Since \(X\) is reflexive, each concave and upper semicontinuos function is weakly upper semicontinuous, and similarly, each convex and lower semicontinuos function is weakly lower semicontinuous. By Remark 3, condition (H) holds. Thus, the assertion follows by Theorem 2.

Example 5

Let \(X\) be a reflexive Banach space and suppose that \(F: X\rightarrow {\mathbb {R}}\cup \{+\infty \}\) is a proper, convex and lower semicontinuous function with dom\(F\) unbounded. It is well-known from convex analysis that \(F\) has a global minimum point whenever it satisfies the following coercivity condition

$$\begin{aligned} \lim _{\Vert x\Vert \rightarrow +\infty }\frac{F(x)}{\Vert x\Vert }\rightarrow +\infty . \end{aligned}$$

This fact can be easily re-obtained by Corollary 4. Indeed, take \(g\equiv 0\), \(A:= \text {dom}F\) and \(h(x,y):= F(y) - F(x)\).
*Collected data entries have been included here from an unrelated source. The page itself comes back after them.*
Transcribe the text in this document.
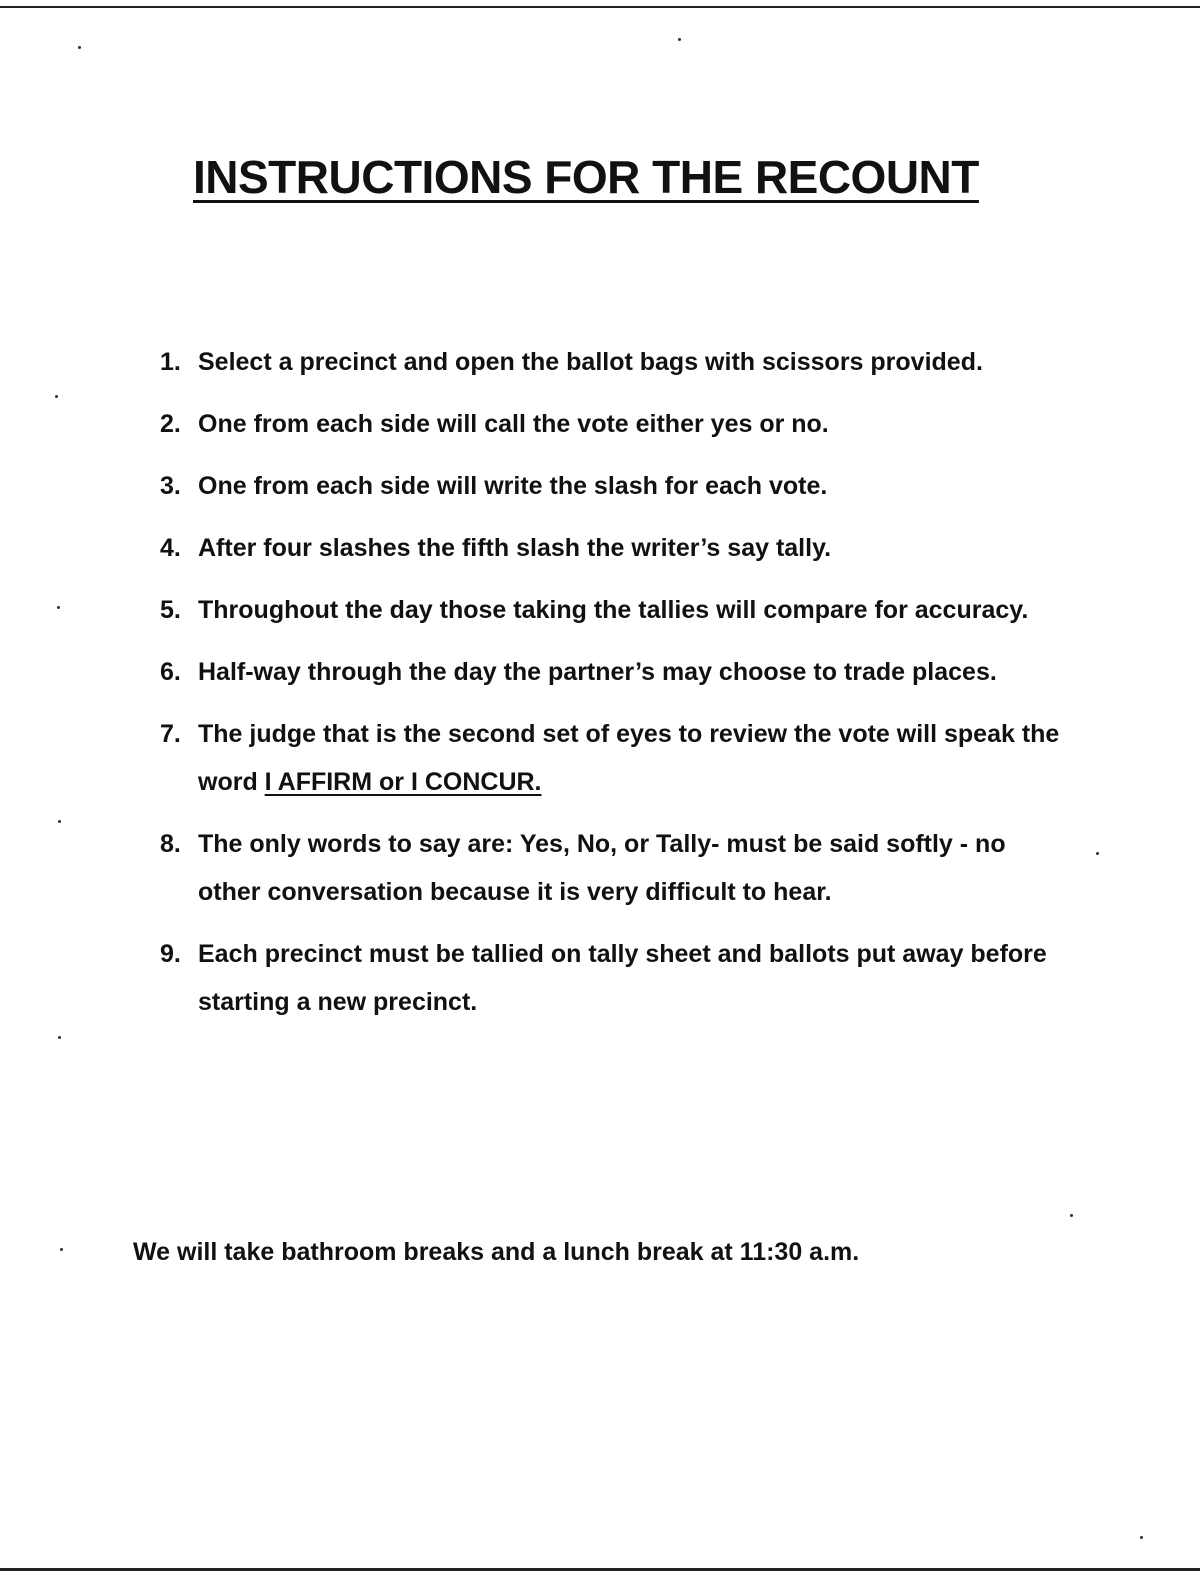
INSTRUCTIONS FOR THE RECOUNT
1. Select a precinct and open the ballot bags with scissors provided.
2. One from each side will call the vote either yes or no.
3. One from each side will write the slash for each vote.
4. After four slashes the fifth slash the writer’s say tally.
5. Throughout the day those taking the tallies will compare for accuracy.
6. Half-way through the day the partner’s may choose to trade places.
7. The judge that is the second set of eyes to review the vote will speak the word I AFFIRM or I CONCUR.
8. The only words to say are: Yes, No, or Tally- must be said softly - no other conversation because it is very difficult to hear.
9. Each precinct must be tallied on tally sheet and ballots put away before starting a new precinct.

We will take bathroom breaks and a lunch break at 11:30 a.m.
Since \(F\) is convex and lower semicontinuous, it is weakly lower semicontinuous as well, thus \(h\) is weakly upper semicontinuous in the first argument. Therefore, assumption (ii) of Corollary 4 is satisfied. It is obvious that the solution \(\overline{x}\in A\) of (21) is a global minimum point of \(F\).